Errors And Omissions operates on three levels. At its best, it's a think piece about the meaning of intellectual property and the responsibilities that go along with it. Throughout the book, Goldstein has his characters bat around strong arguments for and against artists' rights, and when they really get cooking, Goldstein makes his life's work seem as exciting as he must think it is. Then he undercuts himself with his attempt at thrills. Most of the book's action sequences consist of two characters filling in the details of the story for each other, while one of them acts vaguely threatening. Practically the last third of the novel is one extended "detective in the drawing room" scene, stretched out over half a dozen European locations.

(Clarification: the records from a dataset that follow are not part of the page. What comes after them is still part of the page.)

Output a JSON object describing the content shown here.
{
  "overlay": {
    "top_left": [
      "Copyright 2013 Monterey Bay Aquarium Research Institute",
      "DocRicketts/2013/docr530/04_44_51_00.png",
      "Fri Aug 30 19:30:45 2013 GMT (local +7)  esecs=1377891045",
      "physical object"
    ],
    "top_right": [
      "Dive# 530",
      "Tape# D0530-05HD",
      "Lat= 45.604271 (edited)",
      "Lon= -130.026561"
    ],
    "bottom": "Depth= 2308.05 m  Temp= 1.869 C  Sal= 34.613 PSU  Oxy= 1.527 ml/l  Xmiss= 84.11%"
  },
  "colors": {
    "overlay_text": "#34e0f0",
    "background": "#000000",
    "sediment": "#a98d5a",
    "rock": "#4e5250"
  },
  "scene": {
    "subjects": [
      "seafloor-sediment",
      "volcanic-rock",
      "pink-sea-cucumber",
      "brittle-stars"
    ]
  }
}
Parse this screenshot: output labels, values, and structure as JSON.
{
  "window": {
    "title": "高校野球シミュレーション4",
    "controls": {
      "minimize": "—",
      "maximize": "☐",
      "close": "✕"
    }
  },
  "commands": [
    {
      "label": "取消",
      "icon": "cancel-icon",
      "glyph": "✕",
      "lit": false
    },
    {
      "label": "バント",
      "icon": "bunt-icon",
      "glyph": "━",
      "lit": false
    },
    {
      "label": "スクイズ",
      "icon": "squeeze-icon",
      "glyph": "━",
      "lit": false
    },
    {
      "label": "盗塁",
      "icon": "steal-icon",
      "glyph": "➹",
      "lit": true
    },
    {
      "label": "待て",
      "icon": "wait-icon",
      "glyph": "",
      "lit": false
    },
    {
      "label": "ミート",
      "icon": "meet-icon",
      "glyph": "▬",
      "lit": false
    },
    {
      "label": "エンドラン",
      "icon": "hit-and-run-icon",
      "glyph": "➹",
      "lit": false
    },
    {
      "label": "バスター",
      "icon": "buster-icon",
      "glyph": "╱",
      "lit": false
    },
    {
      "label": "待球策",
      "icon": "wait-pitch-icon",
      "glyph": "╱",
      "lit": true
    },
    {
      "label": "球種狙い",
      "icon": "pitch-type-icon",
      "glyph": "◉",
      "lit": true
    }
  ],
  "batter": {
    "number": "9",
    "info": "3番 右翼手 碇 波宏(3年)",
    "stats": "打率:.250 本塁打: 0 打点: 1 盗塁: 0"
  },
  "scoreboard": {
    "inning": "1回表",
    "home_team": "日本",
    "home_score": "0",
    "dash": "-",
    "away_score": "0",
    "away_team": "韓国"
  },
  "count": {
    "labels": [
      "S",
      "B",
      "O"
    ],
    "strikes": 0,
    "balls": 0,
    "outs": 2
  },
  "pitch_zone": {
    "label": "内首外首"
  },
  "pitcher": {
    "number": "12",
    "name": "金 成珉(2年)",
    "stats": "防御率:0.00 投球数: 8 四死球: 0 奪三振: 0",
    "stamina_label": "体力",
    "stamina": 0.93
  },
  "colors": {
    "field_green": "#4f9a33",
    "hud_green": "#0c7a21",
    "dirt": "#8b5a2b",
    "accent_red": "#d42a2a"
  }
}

Still, there's something special about Seeley, a different kind of lawyer than the ones that usually appear in books like this. He's brasher, more confident, and more willfully self-destructive. And Errors And Omissions resonates on its third level, which details what it's like for a man to realize he's an alcoholic. As Seeley tries to track down Spykiller's author without taking a drink, the whole novel becomes like an alcoholic's nightmare, right down to the ending, which has the hero stuck in the middle of Oktoberfest, surrounded by beer he can't allow himself to taste.